His early stuff was pretty bad too. He famously stopped a review of an indie limited-run comic to bitch that 'Revolution of the Mask' was so much better and must be purchased.
Also the crossover stuff as I recall was a mandate for CA contributors - or at least was expected to be a thing so they all promoted each other once it had become common practice.
A lot of the earlier crossovers were two guys sitting next to each other talking about a medium with MAYBE a 2-minute framing skit.
I seem to recall Linkara was basically second to Doug at CA's height as I recall? At least he seemed to be popular enough to usually be on front page when he updated.
Hah, no. Lewis was always on the front page because he always updated. Update frequency dictated who was on the front page, not popularity. In CA's height, SPoony was second. Then Joe, then Brad. The only time Lewis could have ever been second in popularity was probably right before the exodus.
Their "problems" with that scene are strictly performative. If they really had a problem with it, either one of them could have put their foot down and refused to film it. What was Doug gonna do, recast one of the roles? Cut their nonexistent pay?
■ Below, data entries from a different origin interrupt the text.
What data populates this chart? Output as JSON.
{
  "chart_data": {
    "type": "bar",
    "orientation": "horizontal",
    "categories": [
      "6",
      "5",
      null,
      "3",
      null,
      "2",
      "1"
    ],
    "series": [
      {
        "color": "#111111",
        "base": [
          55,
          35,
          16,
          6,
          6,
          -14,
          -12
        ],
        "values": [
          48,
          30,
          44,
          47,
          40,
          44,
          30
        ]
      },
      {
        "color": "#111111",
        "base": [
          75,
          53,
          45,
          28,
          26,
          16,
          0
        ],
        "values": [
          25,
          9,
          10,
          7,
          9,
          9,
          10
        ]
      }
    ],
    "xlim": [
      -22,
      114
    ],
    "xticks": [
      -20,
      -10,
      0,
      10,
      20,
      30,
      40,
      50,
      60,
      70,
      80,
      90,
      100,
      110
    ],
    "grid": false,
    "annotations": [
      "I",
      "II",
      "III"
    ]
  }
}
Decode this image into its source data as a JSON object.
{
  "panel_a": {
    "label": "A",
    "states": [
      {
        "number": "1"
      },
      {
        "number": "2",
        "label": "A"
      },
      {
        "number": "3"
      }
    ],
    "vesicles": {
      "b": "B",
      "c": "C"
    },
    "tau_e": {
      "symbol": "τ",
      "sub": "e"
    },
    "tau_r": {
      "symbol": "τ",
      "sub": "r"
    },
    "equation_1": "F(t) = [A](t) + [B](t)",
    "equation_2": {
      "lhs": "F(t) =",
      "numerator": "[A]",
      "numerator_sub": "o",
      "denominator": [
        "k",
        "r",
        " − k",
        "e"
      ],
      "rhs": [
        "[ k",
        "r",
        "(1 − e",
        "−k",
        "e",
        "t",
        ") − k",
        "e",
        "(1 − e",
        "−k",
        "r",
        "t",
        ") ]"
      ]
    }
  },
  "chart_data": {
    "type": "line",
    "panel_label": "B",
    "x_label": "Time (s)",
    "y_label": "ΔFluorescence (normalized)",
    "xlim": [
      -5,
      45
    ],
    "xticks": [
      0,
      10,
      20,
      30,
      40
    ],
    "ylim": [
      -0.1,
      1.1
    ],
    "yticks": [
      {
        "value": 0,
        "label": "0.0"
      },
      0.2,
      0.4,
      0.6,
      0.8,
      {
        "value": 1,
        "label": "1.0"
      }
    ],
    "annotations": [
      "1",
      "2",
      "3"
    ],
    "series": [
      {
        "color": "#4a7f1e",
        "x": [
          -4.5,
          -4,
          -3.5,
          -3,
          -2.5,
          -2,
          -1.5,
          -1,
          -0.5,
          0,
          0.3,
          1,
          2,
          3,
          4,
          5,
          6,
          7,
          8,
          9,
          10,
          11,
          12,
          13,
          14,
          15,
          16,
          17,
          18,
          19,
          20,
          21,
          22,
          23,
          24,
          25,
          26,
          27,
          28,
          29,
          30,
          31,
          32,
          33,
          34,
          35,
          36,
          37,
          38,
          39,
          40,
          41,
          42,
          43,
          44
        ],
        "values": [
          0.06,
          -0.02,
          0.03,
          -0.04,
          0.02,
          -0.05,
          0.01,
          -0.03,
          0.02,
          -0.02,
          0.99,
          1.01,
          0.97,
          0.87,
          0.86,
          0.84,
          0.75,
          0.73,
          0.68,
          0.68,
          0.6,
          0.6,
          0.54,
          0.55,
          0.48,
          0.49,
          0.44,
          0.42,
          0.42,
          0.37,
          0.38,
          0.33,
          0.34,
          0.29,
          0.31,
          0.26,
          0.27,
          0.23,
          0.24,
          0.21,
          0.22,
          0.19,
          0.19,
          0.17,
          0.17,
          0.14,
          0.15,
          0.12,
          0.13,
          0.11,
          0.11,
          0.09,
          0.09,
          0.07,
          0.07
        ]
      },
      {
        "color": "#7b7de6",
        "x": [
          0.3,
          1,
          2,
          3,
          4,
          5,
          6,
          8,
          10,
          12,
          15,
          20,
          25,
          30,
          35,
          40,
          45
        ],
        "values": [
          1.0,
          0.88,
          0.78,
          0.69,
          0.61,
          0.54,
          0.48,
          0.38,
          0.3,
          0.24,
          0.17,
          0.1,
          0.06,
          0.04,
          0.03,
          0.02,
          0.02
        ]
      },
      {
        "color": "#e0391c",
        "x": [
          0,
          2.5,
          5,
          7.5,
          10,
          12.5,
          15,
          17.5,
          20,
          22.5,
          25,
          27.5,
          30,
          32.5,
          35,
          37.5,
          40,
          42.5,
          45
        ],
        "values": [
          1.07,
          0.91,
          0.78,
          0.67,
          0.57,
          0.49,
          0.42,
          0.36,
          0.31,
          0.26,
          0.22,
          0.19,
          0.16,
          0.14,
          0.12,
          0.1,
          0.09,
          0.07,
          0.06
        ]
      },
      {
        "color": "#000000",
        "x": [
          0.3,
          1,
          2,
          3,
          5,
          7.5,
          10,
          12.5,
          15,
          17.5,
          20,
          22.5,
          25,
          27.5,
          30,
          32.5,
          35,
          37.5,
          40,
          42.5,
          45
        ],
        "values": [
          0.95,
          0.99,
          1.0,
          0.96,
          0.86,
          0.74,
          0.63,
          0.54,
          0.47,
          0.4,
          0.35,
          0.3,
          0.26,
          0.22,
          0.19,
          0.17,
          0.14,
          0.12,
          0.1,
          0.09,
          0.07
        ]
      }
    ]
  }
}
Back then edgy internet humor was the bee's knees, and now it's totally wrong and problematic, hence they have to cover their asses. It's the same as Spoony apologizing for his "sissy sissy, gay gay" song, except they conveniently have a scapegoat they can blame it all on in the form of big bad Doug. If there's another major internet culture shift, they'll change their tune again. They may even fool themselves with this bullshit, but their morals are whatever makes the shekels flow and keeps them from having to get a job at McDonald's.
This is 100% correct. Neither had a problem with the scene, or at least a problem that warranted a moral outrage. Either could have refused to film it and Doug couldn't force them to film it since they didn't have contracts. He could've threatened to kick them off the site, but imagine how that would sound, even with the earlier 'edgy internet humor' days.
"We got kicked off the site because we refused to film a rape scene". Yeah... Doug's not that stupid. No one had a problem with the rape scene while it was filmed. The "Change the Channel" doc reveals a lot about everyone's hypocrisy and the sad thing is they didn't realize it.
Just like how Upside Down Cross was revealed to be real after years of denial.